J'étais las de la vie, son ombre et le monde
J'avançais à pas mesurés
Pour me délecter des courtes secondes
D'esprit, rare denrée
Perdue dans la mélasse chaude et confortable
De mon doux nid.
J'étais las, mou d'une mollesse palpable
Le cœur mu par le dénie
Je confondais ma sombre lassitude
Avec la saine fatigue
Et jour après jour, laissant faire l'habitude
Devant la marée j'élevais des digues.
Un canapé ferme accueillait mon gras
Par ondes ou câble interposés
J'embrassais sans avoir de bras
Le désir et la chair grisée
Des autres qui vivaient pour moi.
J'entassais encore et encore
Des objets à la place de l'émoi
Des fantasmes à la place du corps.
Le long de la route des ans
Pour donner un sens aux break et pavillon
J'ai glané une femme et des enfants
Alibi respectable à mon gras bidon.
Et puis un jour la digue a cédé
Sous le flot bleu d'une sirène
A l'éclat vert d'éternité
Aussitôt elle devint la reine
De mes nuits lentes et sereines
Mon cœur s'émut de lui-même
Balayé l'attente des bouts de semaines
Chaque jour me disait : je l'aime.
Chaque jour au soleil nouveau
Je me disais va-t-elle se lever
Va-t-elle venir à nouveau
Ou va-t-elle m'oublier.
Jamais las de l'attente
Mon cœur sans cesse fébrile
Remuait l'âme jadis lente
Et rendait mon corps souple et docile
J'ai tout débranché
La télé, les consoles
La femme et les enfants attachés
Ont suivi des objets la farandole.
Nu comme le vers nouveau-né
J'ai hurlé ma soif d'air
Et elle me l'a donné
Comme une chose ordinaire.
Au haut de ses collines
Comme sur une île déserte
Les arbres ancrent leurs racines
J'ai accroché le désir de mon âme alerte.
Jour après jour l'amour liquide
Qui m'avait fondu le cœur
Devint sûr et solide
Et rêva du bonheur.
Pierre après pierre de peur que la mer
Ne me la reprenne
Une nouvelle digue sortit de terre
Et commença ma peine.
J'étais las
Et j'attendais la fin de la semaine
Pour l'avoir tout à moi
Lancinante et peu amène
Etait ma douleur
Cette peur atroce qui me hurlait
Pendant que tu travailles à son bonheur
Peut-être s'en est-elle allée
Et jour après jour le projet de la rendre heureuse
Se mue en secret espoir
De la garder même malheureuse
De la garder pour le seul plaisir de l'avoir.
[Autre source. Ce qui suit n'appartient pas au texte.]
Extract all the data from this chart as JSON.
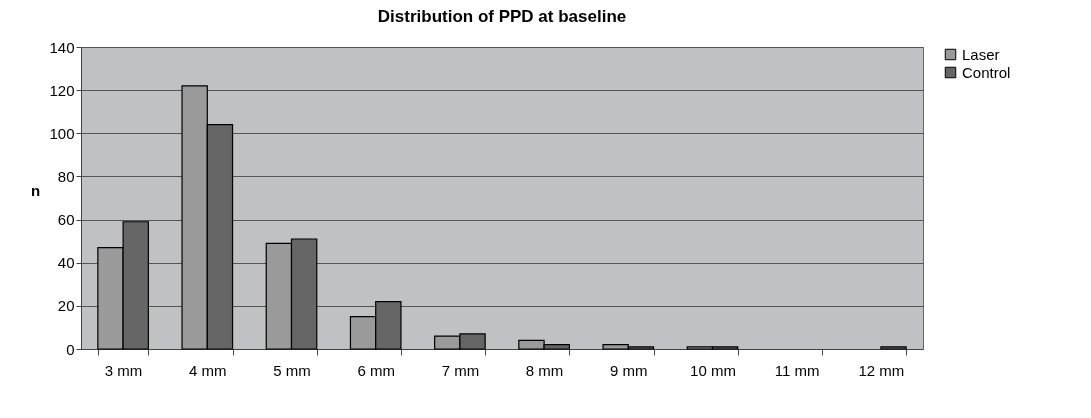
{
  "chart_data": {
    "type": "bar",
    "title": "Distribution of PPD at baseline",
    "ylabel": "n",
    "categories": [
      "3 mm",
      "4 mm",
      "5 mm",
      "6 mm",
      "7 mm",
      "8 mm",
      "9 mm",
      "10 mm",
      "11 mm",
      "12 mm"
    ],
    "series": [
      {
        "name": "Laser",
        "color": "#9a9a9a",
        "values": [
          47,
          122,
          49,
          15,
          6,
          4,
          2,
          1,
          0,
          0
        ]
      },
      {
        "name": "Control",
        "color": "#666666",
        "values": [
          59,
          104,
          51,
          22,
          7,
          2,
          1,
          1,
          0,
          1
        ]
      }
    ],
    "ylim": [
      0,
      140
    ],
    "yticks": [
      0,
      20,
      40,
      60,
      80,
      100,
      120,
      140
    ],
    "grid": "y",
    "legend": "right"
  }
}
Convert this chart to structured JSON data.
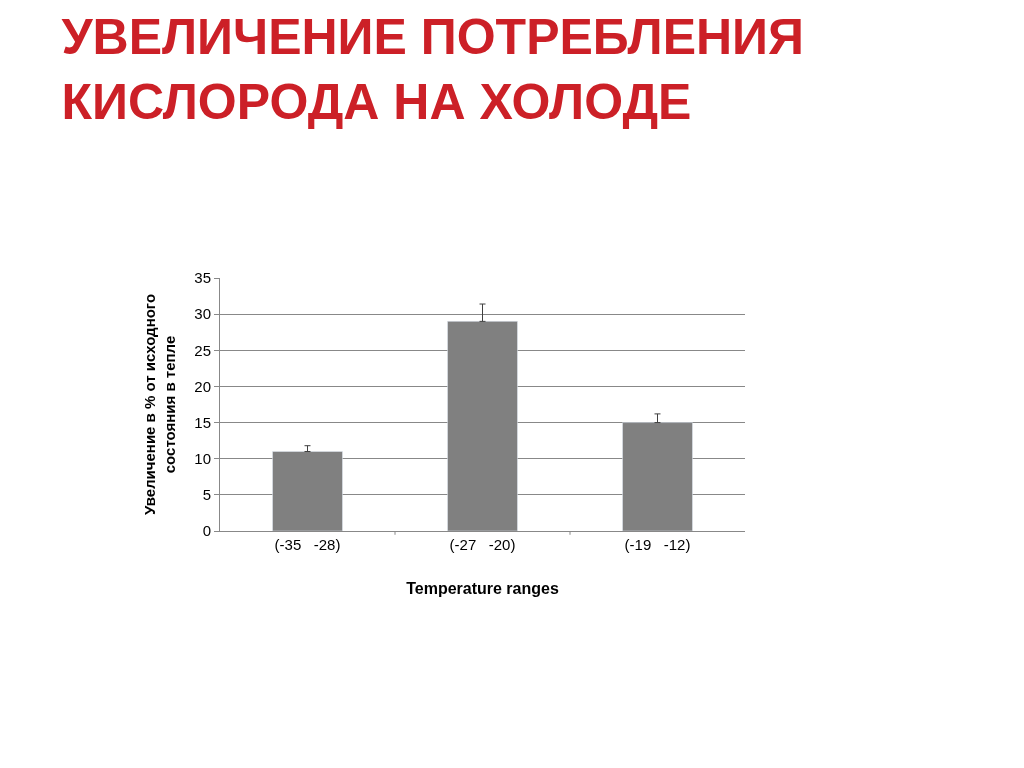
{
  "chart_data": {
    "type": "bar",
    "title": "УВЕЛИЧЕНИЕ ПОТРЕБЛЕНИЯ\nКИСЛОРОДА НА ХОЛОДЕ",
    "xlabel": "Temperature ranges",
    "ylabel": "Увеличение в % от исходного\nсостояния в тепле",
    "categories": [
      "(-35   -28)",
      "(-27   -20)",
      "(-19   -12)"
    ],
    "values": [
      11,
      29,
      15
    ],
    "color": "#808080",
    "errors": [
      [
        11,
        11.8
      ],
      [
        29,
        31.4
      ],
      [
        15,
        16.2
      ]
    ],
    "ylim": [
      0,
      35
    ],
    "yticks": [
      0,
      5,
      10,
      15,
      20,
      25,
      30,
      35
    ],
    "grid": "y",
    "legend": false
  }
}
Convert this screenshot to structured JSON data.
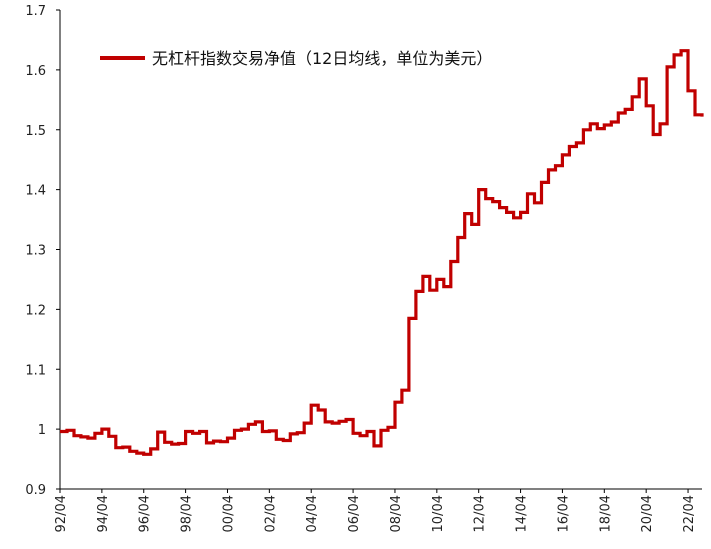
{
  "chart_data": {
    "type": "line",
    "title": "",
    "xlabel": "",
    "ylabel": "",
    "ylim": [
      0.9,
      1.7
    ],
    "y_ticks": [
      "0.9",
      "1",
      "1.1",
      "1.2",
      "1.3",
      "1.4",
      "1.5",
      "1.6",
      "1.7"
    ],
    "x_tick_labels": [
      "92/04",
      "94/04",
      "96/04",
      "98/04",
      "00/04",
      "02/04",
      "04/04",
      "06/04",
      "08/04",
      "10/04",
      "12/04",
      "14/04",
      "16/04",
      "18/04",
      "20/04",
      "22/04"
    ],
    "x_range": [
      "1992-04",
      "2022-12"
    ],
    "grid": false,
    "legend_position": "top-left",
    "line_color": "#C00000",
    "series": [
      {
        "name": "无杠杆指数交易净值（12日均线，单位为美元）",
        "step": true,
        "x": [
          "1992-04",
          "1992-08",
          "1992-12",
          "1993-04",
          "1993-08",
          "1993-12",
          "1994-04",
          "1994-08",
          "1994-12",
          "1995-04",
          "1995-08",
          "1995-12",
          "1996-04",
          "1996-08",
          "1996-12",
          "1997-04",
          "1997-08",
          "1997-12",
          "1998-04",
          "1998-08",
          "1998-12",
          "1999-04",
          "1999-08",
          "1999-12",
          "2000-04",
          "2000-08",
          "2000-12",
          "2001-04",
          "2001-08",
          "2001-12",
          "2002-04",
          "2002-08",
          "2002-12",
          "2003-04",
          "2003-08",
          "2003-12",
          "2004-04",
          "2004-08",
          "2004-12",
          "2005-04",
          "2005-08",
          "2005-12",
          "2006-04",
          "2006-08",
          "2006-12",
          "2007-04",
          "2007-08",
          "2007-12",
          "2008-04",
          "2008-08",
          "2008-12",
          "2009-04",
          "2009-08",
          "2009-12",
          "2010-04",
          "2010-08",
          "2010-12",
          "2011-04",
          "2011-08",
          "2011-12",
          "2012-04",
          "2012-08",
          "2012-12",
          "2013-04",
          "2013-08",
          "2013-12",
          "2014-04",
          "2014-08",
          "2014-12",
          "2015-04",
          "2015-08",
          "2015-12",
          "2016-04",
          "2016-08",
          "2016-12",
          "2017-04",
          "2017-08",
          "2017-12",
          "2018-04",
          "2018-08",
          "2018-12",
          "2019-04",
          "2019-08",
          "2019-12",
          "2020-04",
          "2020-08",
          "2020-12",
          "2021-04",
          "2021-08",
          "2021-12",
          "2022-04",
          "2022-08",
          "2022-12"
        ],
        "y": [
          0.996,
          0.998,
          0.989,
          0.987,
          0.985,
          0.993,
          1.0,
          0.988,
          0.969,
          0.97,
          0.963,
          0.96,
          0.958,
          0.967,
          0.995,
          0.978,
          0.975,
          0.976,
          0.996,
          0.993,
          0.996,
          0.977,
          0.98,
          0.979,
          0.985,
          0.998,
          1.0,
          1.008,
          1.012,
          0.996,
          0.997,
          0.983,
          0.981,
          0.992,
          0.994,
          1.01,
          1.04,
          1.032,
          1.012,
          1.01,
          1.013,
          1.016,
          0.993,
          0.989,
          0.996,
          0.972,
          0.998,
          1.003,
          1.045,
          1.065,
          1.185,
          1.23,
          1.255,
          1.232,
          1.25,
          1.238,
          1.28,
          1.32,
          1.36,
          1.342,
          1.4,
          1.385,
          1.38,
          1.37,
          1.362,
          1.353,
          1.362,
          1.393,
          1.378,
          1.412,
          1.433,
          1.44,
          1.458,
          1.472,
          1.478,
          1.5,
          1.51,
          1.502,
          1.508,
          1.513,
          1.528,
          1.534,
          1.555,
          1.585,
          1.54,
          1.492,
          1.51,
          1.605,
          1.625,
          1.632,
          1.565,
          1.525,
          1.522
        ]
      }
    ]
  }
}
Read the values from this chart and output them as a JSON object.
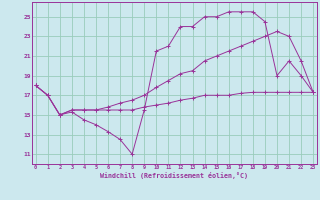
{
  "xlabel": "Windchill (Refroidissement éolien,°C)",
  "bg_color": "#cce8ee",
  "grid_color": "#99ccbb",
  "line_color": "#993399",
  "x_ticks": [
    0,
    1,
    2,
    3,
    4,
    5,
    6,
    7,
    8,
    9,
    10,
    11,
    12,
    13,
    14,
    15,
    16,
    17,
    18,
    19,
    20,
    21,
    22,
    23
  ],
  "y_ticks": [
    11,
    13,
    15,
    17,
    19,
    21,
    23,
    25
  ],
  "xlim": [
    -0.3,
    23.3
  ],
  "ylim": [
    10.0,
    26.5
  ],
  "s1_x": [
    0,
    1,
    2,
    3,
    4,
    5,
    6,
    7,
    8,
    9,
    10,
    11,
    12,
    13,
    14,
    15,
    16,
    17,
    18,
    19,
    20,
    21,
    22,
    23
  ],
  "s1_y": [
    18.0,
    17.0,
    15.0,
    15.5,
    15.5,
    15.5,
    15.5,
    15.5,
    15.5,
    15.8,
    16.0,
    16.2,
    16.5,
    16.7,
    17.0,
    17.0,
    17.0,
    17.2,
    17.3,
    17.3,
    17.3,
    17.3,
    17.3,
    17.3
  ],
  "s2_x": [
    0,
    1,
    2,
    3,
    4,
    5,
    6,
    7,
    8,
    9,
    10,
    11,
    12,
    13,
    14,
    15,
    16,
    17,
    18,
    19,
    20,
    21,
    22,
    23
  ],
  "s2_y": [
    18.0,
    17.0,
    15.0,
    15.5,
    15.5,
    15.5,
    15.8,
    16.2,
    16.5,
    17.0,
    17.8,
    18.5,
    19.2,
    19.5,
    20.5,
    21.0,
    21.5,
    22.0,
    22.5,
    23.0,
    23.5,
    23.0,
    20.5,
    17.3
  ],
  "s3_x": [
    0,
    1,
    2,
    3,
    4,
    5,
    6,
    7,
    8,
    9,
    10,
    11,
    12,
    13,
    14,
    15,
    16,
    17,
    18,
    19,
    20,
    21,
    22,
    23
  ],
  "s3_y": [
    18.0,
    17.0,
    15.0,
    15.3,
    14.5,
    14.0,
    13.3,
    12.5,
    11.0,
    15.5,
    21.5,
    22.0,
    24.0,
    24.0,
    25.0,
    25.0,
    25.5,
    25.5,
    25.5,
    24.5,
    19.0,
    20.5,
    19.0,
    17.3
  ]
}
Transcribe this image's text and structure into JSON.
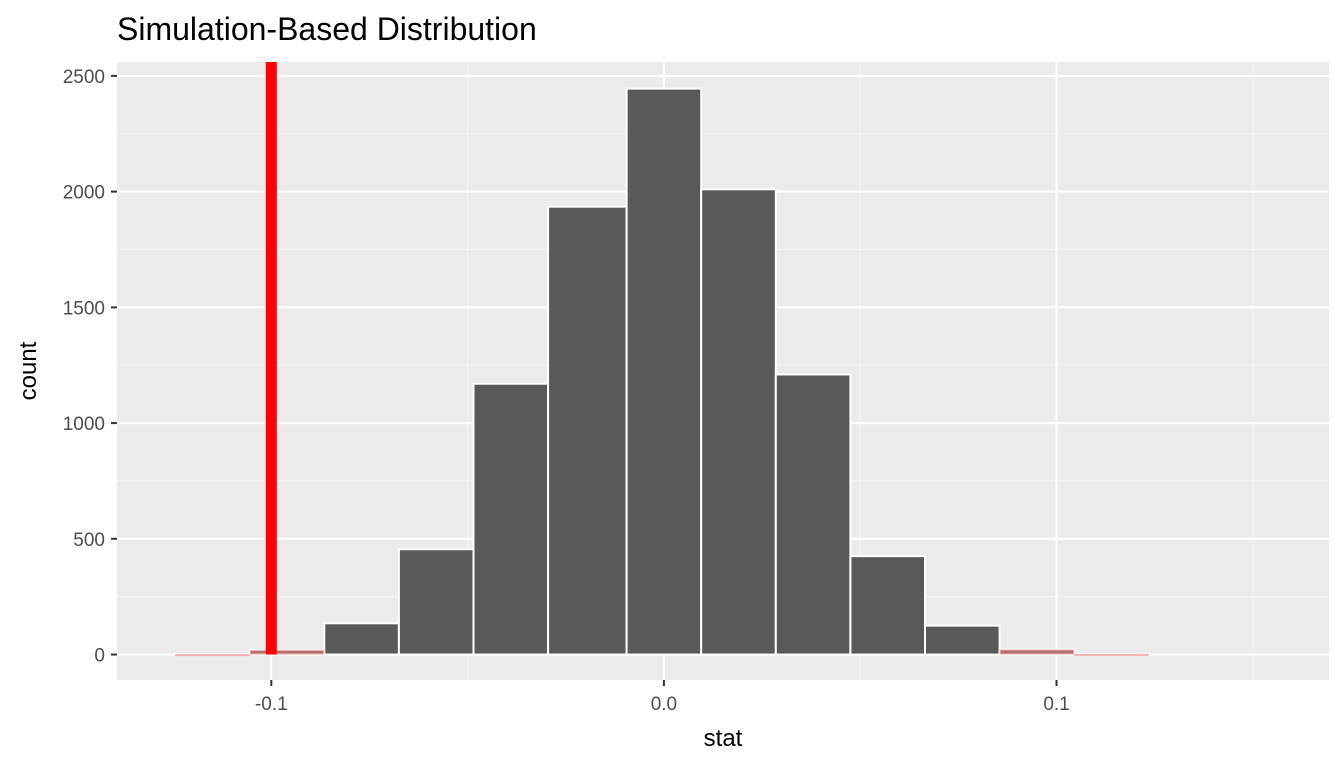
{
  "chart_data": {
    "type": "bar",
    "title": "Simulation-Based Distribution",
    "xlabel": "stat",
    "ylabel": "count",
    "xlim": [
      -0.1393,
      0.1694
    ],
    "ylim": [
      -110,
      2560
    ],
    "x_ticks": [
      -0.1,
      0.0,
      0.1
    ],
    "x_tick_labels": [
      "-0.1",
      "0.0",
      "0.1"
    ],
    "y_ticks": [
      0,
      500,
      1000,
      1500,
      2000,
      2500
    ],
    "y_tick_labels": [
      "0",
      "500",
      "1000",
      "1500",
      "2000",
      "2500"
    ],
    "grid": true,
    "bin_width": 0.019,
    "bins": [
      {
        "x0": -0.1245,
        "x1": -0.1055,
        "count": 2
      },
      {
        "x0": -0.1055,
        "x1": -0.0865,
        "count": 20
      },
      {
        "x0": -0.0865,
        "x1": -0.0675,
        "count": 135
      },
      {
        "x0": -0.0675,
        "x1": -0.0485,
        "count": 455
      },
      {
        "x0": -0.0485,
        "x1": -0.0295,
        "count": 1170
      },
      {
        "x0": -0.0295,
        "x1": -0.0095,
        "count": 1935
      },
      {
        "x0": -0.0095,
        "x1": 0.0095,
        "count": 2445
      },
      {
        "x0": 0.0095,
        "x1": 0.0285,
        "count": 2010
      },
      {
        "x0": 0.0285,
        "x1": 0.0475,
        "count": 1210
      },
      {
        "x0": 0.0475,
        "x1": 0.0665,
        "count": 425
      },
      {
        "x0": 0.0665,
        "x1": 0.0855,
        "count": 125
      },
      {
        "x0": 0.0855,
        "x1": 0.1045,
        "count": 22
      },
      {
        "x0": 0.1045,
        "x1": 0.1235,
        "count": 3
      }
    ],
    "observed_stat": -0.1,
    "shade_direction": "two-sided",
    "shaded_tail_bins": [
      0,
      1,
      11,
      12
    ],
    "colors": {
      "bar_fill": "#595959",
      "bar_edge": "#ffffff",
      "shade_fill": "#f08080",
      "obs_line": "#ff0000",
      "panel_bg": "#ebebeb",
      "grid_major": "#ffffff",
      "grid_minor": "#f5f5f5"
    }
  }
}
La vie devin lasse, le monde devint obscur
Lâche et paresseux devant l'aventure
J'ai monté peu à peu, brique à brique un mur
Pour que ne s'échappe jamais ma créature.
J'avançais, las, et l'air se faisant rare
Je lui en demandais davantage chaque soir
Et elle m'en donnait plus que ma part
J'étouffais et je l'étouffais soir après soir.
Mon cœur en devint gras d'envie assouvie
J'avais faim et elle me nourrissait
Cela seul importait en ce bout de vie
J'avais faim et elle me nourrissait.